It’s hard for insurance brokers to stay up to date with every single risk. That’s why continuous education, knowledge sharing, and strategic partnerships are integral to the broker role. As trusted advisors in risk management and transfer, insurance brokers are expected to explain new risks, and introduce clients to new insurance products and markets. If they don’t feel comfortable doing this alone, it’s often beneficial for brokers to reach out to expert partners.
“Oftentimes, it really benefits brokers to partner with experts,” said Brian Thornton, president of ProWriters, a managing general underwriter which is striving to simplify the cyber liability insurance process for agents and brokers. Cyber liability is a prime example of a risk that many brokers are still learning about. It’s a challenging task for brokers to become ‘cyber experts’ for their clients because the risk is evolving fast and the insurance products lack standardization.
“A broker that has to focus on all P&C coverages for their client may find it difficult to get up to speed with cyber risk, let alone become a ‘cyber expert’,” Thornton commented. “That’s why partnerships are so important.
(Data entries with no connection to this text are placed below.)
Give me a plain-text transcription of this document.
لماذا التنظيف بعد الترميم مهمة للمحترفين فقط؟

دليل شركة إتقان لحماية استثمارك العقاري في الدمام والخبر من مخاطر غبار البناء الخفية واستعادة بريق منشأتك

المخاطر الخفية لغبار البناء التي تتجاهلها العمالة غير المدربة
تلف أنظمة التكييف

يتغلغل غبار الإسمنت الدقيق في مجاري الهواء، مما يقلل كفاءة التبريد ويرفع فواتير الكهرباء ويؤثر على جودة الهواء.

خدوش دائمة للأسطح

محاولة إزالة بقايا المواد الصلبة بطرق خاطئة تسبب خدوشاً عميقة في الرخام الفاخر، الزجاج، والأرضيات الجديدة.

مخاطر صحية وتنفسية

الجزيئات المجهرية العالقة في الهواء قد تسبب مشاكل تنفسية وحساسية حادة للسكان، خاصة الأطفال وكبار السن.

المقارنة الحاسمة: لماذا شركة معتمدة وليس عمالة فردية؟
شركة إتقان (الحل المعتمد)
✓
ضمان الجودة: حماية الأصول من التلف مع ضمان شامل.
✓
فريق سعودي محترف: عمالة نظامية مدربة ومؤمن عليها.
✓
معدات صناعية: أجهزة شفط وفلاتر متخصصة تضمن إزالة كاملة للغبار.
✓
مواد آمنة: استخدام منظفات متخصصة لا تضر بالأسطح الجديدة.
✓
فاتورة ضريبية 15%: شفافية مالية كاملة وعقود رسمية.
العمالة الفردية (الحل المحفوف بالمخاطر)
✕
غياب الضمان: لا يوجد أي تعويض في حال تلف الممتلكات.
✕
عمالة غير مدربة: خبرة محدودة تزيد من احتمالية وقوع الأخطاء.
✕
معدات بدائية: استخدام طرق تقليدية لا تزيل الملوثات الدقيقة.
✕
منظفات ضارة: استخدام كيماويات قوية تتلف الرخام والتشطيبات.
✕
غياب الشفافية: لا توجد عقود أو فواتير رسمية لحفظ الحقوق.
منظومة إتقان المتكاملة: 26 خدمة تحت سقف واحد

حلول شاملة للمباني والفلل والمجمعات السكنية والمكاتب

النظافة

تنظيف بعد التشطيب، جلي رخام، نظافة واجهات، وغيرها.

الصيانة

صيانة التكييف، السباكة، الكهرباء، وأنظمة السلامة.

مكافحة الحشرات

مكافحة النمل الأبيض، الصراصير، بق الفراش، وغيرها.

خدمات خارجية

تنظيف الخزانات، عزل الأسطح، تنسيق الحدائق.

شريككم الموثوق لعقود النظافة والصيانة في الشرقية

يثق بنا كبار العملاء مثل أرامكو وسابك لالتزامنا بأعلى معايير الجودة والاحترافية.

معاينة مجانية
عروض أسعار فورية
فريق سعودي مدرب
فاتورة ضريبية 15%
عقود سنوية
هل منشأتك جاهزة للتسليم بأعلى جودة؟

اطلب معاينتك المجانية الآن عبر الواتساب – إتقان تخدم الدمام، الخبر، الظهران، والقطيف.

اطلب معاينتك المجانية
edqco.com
Whether that partner is a wholesaler, an MGA, an underwriter, or a vendor – there are a lot of market participants who are very willing to help brokers understand the exposures so that they can offer adequate services to their clients. Partnering with a cyber expert enables brokers and agents to be a great resource for their clients, without having the added pressure of having to be fully up to speed on every single cyber nuance.”
The state of play is straightforward. Brokers need to talk to commercial clients about cyber risk and they need to offer them some form of protection. How they do that - whether they’re self-educated or supported by a cyber expert - matters little. The important thing is that they raise the issue, according to Thornton, or they could find themselves on the wrong end of an errors and omissions (E&O) claim.
“The E&O risk has always been there, but it’s becoming more and more prevalent as cyber coverage becomes more mainstream,” he told Insurance Business. “Brokers are now starting to understand that they haven’t focused on this enough and that they need to be proactive and offer cyber insurance to every client they write insurance for. This not only ensures their clients are adequately protected but it also protects their own E&O exposure.
“We’re seeing more and more brokers make clients sign waivers to confirm they did recommend cyber coverage, but the clients chose not to make the spend. That makes the brokers feel like they have some protection. I think that’s why we’ve also seen a lot of brokers navigate to the ProWriters platform. We give brokers access to multiple carriers so they can go to clients with coverage options and show that they’ve marketed the risk with a number of top carriers.”
The good news, according to Thornton, is that compared to a few years ago, many more brokers are engaging with cyber risk and really getting to grips with some of the more basic coverages.
“We’ve definitely seen an increase in general knowledge and awareness of cyber risk,” he said. “Where some brokers still struggle is finding the right avenue that will be effective for them when they then engage with their clients. Often, they’re turning to their existing market relationships, saying: ‘Hey, I need to offer cyber,’ but I think they’re often met with a lack of expertise. That’s why I think it’s important to work with an expert or a specialist, because cyber is changing on a daily basis as far as the exposures and coverages are concerned. There’s no way for someone who’s not paying attention to this as their sole job to really understand not only the cutting-edge exposures but also the coverages and endorsements that carriers can offer.”